When adjusting and testing:
Person A stands in a natural posture facing in the direction of the arrow The feet should be placed at somewhat less than the width of the hips. The knees are not locked and not bent, but just ever so much feeling soft. The head and neck are an extension of the spine and come straight up from the spine, and have the same basic alignment as the spine. Person B stands in line with Person A’s shoulders and facing Person A.
Person B helps person A to adjust their posture. Pay attention to the head and neck, the sway in the lower back, and the angle of the trunk, which should appear to be ever so much forward from center.
Once Person B feels like they have Person A “standing with grace and power” then Person B is to take their right hand and place the fingertips and the base of the palm of the right hand, on the center of the upper chest of Person A. (Near the top of the rib cage.)
Let Person A have a moment to acclimate to the touch, while both people take a fairly deep breath.
Person B then pushes lightly but firmly against Person A to see if they are indeed balanced. Push according to the current ability of Person A, and NOT with the intent of pushing them over. You should push with an amount of power that facilitates Person A working at between 95% and 105% of their current ability (Their “Power Learning” range). This is very important. Push them too hard and they will learn very little. Push them too softly and they will learn very little.
When being pushed, Person A should have a sense that the force of the push travels mainly in two directions – Up and out of the top of the skull, and Down and through the legs and feet. The push should help Person A to feel as if their spine is being elongated ever so much, while at the same time feeling that the push “grounds” them.
Person A should be quite careful to NOT brace against the force of the push in order to maintain balance. Breathe easily and feel the energy run throughout your entire body.
Find one or two people to practice this with so that you can learn:
A) How to better adjust your own posture.

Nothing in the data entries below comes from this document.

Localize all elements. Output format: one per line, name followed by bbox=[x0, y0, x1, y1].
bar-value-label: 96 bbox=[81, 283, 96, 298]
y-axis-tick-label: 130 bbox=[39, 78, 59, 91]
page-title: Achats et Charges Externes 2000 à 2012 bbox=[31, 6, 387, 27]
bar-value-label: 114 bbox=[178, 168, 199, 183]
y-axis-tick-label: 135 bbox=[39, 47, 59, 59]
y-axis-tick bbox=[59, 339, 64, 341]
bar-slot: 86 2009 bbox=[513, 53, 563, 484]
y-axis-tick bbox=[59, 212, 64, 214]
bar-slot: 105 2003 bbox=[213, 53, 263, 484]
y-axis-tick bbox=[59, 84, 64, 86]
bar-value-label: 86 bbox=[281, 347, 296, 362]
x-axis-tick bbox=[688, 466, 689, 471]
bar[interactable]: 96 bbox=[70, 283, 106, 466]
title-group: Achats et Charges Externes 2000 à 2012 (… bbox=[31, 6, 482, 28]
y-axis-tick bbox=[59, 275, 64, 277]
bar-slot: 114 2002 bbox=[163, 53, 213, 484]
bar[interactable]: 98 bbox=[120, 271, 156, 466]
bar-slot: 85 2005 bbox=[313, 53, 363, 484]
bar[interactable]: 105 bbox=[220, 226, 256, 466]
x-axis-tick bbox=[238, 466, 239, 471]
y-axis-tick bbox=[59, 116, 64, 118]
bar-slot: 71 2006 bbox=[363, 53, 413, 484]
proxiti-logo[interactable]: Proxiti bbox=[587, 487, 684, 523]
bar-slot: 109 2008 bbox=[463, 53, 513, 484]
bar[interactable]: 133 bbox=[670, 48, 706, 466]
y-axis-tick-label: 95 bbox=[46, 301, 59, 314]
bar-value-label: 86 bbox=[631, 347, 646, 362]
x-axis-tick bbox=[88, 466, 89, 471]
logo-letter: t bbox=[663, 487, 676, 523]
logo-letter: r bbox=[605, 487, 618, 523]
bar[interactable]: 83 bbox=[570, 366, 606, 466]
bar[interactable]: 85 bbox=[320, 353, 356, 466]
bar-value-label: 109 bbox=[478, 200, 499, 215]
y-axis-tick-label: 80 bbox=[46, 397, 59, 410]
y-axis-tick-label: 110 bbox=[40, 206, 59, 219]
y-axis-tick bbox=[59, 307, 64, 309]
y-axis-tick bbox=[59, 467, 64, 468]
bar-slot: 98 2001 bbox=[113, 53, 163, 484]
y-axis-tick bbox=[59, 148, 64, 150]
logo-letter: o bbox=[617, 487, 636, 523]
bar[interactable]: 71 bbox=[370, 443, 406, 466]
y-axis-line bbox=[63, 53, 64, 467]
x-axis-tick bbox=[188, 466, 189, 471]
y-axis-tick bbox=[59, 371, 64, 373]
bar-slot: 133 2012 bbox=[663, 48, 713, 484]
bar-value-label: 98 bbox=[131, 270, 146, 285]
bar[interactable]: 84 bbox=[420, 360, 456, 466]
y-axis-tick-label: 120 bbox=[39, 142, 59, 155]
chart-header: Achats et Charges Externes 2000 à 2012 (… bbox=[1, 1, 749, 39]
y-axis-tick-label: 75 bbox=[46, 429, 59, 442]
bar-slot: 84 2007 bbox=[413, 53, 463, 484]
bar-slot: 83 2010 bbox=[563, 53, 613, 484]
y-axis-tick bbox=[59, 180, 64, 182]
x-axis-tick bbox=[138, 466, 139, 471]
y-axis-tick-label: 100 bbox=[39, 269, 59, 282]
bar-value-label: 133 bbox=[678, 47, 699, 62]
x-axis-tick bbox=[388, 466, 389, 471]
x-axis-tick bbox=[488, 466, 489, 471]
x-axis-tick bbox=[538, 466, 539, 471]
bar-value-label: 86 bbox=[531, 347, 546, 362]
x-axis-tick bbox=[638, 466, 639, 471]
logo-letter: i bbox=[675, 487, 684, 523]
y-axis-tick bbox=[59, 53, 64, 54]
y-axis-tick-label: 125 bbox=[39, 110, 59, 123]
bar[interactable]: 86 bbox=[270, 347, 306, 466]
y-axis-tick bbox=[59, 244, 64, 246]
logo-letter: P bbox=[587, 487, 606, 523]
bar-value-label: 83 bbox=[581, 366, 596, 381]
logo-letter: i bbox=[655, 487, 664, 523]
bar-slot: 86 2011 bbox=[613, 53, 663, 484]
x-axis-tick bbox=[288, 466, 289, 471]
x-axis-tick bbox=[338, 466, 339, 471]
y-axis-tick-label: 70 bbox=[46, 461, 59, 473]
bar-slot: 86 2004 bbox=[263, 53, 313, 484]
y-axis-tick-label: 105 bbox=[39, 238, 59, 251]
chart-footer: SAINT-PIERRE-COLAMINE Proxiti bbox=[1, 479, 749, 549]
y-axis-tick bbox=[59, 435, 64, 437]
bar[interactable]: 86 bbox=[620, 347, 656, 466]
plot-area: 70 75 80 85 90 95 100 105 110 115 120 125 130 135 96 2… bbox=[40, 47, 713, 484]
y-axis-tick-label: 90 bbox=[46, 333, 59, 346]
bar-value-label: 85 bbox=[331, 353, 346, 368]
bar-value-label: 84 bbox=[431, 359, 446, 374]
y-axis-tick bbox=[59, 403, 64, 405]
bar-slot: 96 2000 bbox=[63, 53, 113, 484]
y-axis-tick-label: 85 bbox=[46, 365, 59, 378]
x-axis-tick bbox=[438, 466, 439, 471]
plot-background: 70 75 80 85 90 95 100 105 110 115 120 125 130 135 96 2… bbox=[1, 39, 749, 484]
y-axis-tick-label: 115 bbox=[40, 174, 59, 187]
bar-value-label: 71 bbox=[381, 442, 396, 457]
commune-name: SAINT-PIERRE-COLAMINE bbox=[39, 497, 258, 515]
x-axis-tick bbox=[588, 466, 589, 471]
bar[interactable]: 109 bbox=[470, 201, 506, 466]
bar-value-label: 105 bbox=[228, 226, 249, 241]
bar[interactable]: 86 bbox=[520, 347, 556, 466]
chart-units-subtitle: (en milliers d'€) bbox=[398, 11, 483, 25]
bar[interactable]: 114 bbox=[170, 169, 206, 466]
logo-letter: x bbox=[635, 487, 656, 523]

B) What good posture looks like in others, and how you can help others maintain a posture of grace and power.
C) How to attune yourself to a partner by learning how to work in their 95%-105% Power Learning range.
You can also do this exercise from a seated position. If so, Person A will need to sit somewhat close to the edge of their chair.
Possible Additional Activities
- Prior to getting into position, develop an “as if” statement. You make a statement about what you would like to accomplish “AS IF” it was already accomplished.
- Once you have the statement clearly in mind, then go ahead and do the practice, and from time to time, in a nice, slow, relaxed rhythm, repeat your “as if” statement to yourself. If you are by yourself, say your “as if” statement out loud.
- At the same time that you are doing all of this, notice from time to time how various aspects of your experience change.
- Do the practice while practicing giving a speech, or making a declaration to someone.